This summer has been really rough on hospital and healthcare cybersecurity. With ransomware hold-ups (i.e., facilities being held up for weeks with no access to their EHR system), supply chain attacks (impacting both revenue cycle management and vendor relationships) and all sorts of new file-less attacks flying under the radar from old-school detection methods, this summer has created major headaches for many IT directors, facility managers and CEOs.
How has Summer 2019 been so bad?
Maybe the heat this summer helped malware flourish, evolve and invade. We’ve been seeing three main areas in which attacks have created more chaos:
Evasion By Design—hackers have been continuing their efforts to bypass any security controls you may have in place. Especially if you haven’t evaluated and updated your cybersecurity technology (for example: firewalls, routers and antivirus), you may be more vulnerable than ever to get a major undetected infection.
A few things that criminals have started in 2019:
Changing their file obfuscation to evade your antivirus.
Encrypting communication with servers to avoid you being able to detect anything wrong on an endpoint (such as your assistant’s computer).
Manipulating and tampering with your detection software to trick any artificial intelligence or machine learning algorithms you may have implemented on your network by detecting these programs and delaying execution of any code until they are not looking.
File-less Attacks—criminals are taking file-less attacks, which have been around for several years at this point, to a new level. They are actually leveraging real commands within your operating system and masking them as legitimate system tools. Your network will seem to be running as usual. The only real way to detect something like this is to perform continuous anomaly detection.
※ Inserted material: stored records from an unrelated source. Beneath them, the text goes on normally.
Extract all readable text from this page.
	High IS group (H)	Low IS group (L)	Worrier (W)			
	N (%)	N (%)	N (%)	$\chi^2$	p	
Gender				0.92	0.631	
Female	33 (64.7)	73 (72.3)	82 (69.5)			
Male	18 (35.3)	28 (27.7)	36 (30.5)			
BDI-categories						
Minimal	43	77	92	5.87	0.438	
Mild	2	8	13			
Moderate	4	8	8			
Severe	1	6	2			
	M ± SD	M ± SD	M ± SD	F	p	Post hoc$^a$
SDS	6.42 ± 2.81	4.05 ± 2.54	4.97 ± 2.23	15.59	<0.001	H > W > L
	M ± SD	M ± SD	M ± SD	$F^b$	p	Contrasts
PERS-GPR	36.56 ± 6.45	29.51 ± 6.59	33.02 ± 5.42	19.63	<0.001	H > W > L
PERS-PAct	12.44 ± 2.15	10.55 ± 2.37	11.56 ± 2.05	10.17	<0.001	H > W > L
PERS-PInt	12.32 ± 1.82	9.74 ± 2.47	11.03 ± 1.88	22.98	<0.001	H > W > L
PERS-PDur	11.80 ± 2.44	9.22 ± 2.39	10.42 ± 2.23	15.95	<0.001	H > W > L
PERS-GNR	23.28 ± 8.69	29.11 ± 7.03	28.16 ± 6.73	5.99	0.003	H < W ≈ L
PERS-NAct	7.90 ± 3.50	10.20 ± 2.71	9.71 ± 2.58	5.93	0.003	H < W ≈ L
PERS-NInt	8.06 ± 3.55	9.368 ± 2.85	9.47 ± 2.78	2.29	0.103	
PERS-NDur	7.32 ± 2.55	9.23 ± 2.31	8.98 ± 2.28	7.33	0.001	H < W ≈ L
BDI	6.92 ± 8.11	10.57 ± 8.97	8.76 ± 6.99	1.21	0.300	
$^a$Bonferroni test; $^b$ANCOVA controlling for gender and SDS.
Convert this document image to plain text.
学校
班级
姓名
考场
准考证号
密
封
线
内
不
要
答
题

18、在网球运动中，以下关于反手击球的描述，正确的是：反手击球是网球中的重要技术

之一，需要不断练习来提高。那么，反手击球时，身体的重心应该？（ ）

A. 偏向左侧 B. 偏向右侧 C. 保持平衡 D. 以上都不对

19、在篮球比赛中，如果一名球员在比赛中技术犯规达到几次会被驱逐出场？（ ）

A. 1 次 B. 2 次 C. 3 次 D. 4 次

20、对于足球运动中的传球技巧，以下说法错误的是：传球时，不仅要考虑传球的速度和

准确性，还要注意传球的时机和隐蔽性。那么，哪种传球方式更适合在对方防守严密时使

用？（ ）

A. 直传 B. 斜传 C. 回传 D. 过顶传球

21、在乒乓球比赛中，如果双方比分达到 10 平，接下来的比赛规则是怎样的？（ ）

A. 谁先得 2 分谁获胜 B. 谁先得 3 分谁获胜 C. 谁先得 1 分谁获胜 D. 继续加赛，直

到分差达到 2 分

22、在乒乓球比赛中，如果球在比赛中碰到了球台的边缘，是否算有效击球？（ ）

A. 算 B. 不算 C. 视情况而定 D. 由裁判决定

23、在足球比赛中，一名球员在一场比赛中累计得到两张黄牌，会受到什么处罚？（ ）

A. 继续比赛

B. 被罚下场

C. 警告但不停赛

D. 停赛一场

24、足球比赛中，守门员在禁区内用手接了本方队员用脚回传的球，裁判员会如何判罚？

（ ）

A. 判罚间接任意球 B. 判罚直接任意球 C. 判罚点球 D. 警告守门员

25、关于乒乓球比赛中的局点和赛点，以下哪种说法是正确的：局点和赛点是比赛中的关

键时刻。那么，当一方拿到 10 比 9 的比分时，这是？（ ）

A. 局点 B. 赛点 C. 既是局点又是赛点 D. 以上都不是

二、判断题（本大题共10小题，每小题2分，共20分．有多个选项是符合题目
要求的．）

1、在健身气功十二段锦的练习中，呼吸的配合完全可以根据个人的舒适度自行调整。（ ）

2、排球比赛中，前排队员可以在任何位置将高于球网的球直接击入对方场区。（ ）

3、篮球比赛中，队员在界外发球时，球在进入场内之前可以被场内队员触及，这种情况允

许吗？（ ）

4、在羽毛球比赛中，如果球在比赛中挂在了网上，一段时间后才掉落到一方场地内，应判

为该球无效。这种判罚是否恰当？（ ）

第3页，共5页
Hacking The Internet-Of-Things—more today than ever before, hackers have latched onto all the new gadgets that may connect to your hospital network. Pacemakers (there was a huge exploit last year that remains under-reported in the media about how hackers can use devices in the field to break into networks and even take over individual devices impacting the health and security of your patients). With devices becoming the newest and most effective way of caring for patients, there has been a lack of technology vetting from a cybersecurity perspective. Criminals are taking advantage of IoT by working their way through to your network. IoT has created more challenges for healthcare security, but as of yet, few have found effective ways of joining your network to the new world of insecure devices.
Phone Faking—we have all heard by now about how people can socially engineer their way into places they might not be allowed. People talking their way to more information? Maybe even phishing emails to get your accounting team to give over your staff’s W2s?
This year criminals are imitating C-level people in healthcare organizations, phishing for information and money. They are utilizing modern voice-imitating software that using artificial intelligence to both mimic the tone and cadence of a person’s voice. All they need is a short sample recording (often your CEO has been recorded either on YouTube or your website). This is sufficient for a scammer to call your team impersonating you or someone else in an executive role to either get them to wire funds for an emergency or to send them sensitive information. These voice calls seem so legitimate that they are extremely hard to double guess.
Bottom line: scammers, hackers and criminals are NOT stopping from getting through to your users. They are hitting them through social engineering, phishing emails and phone calls. They are penetrating your network through vulnerabilities and are silently evading detection by evaluating what you currently have in place and if it’s insufficient to detect their attack, they are showering your network with malware and ransomware.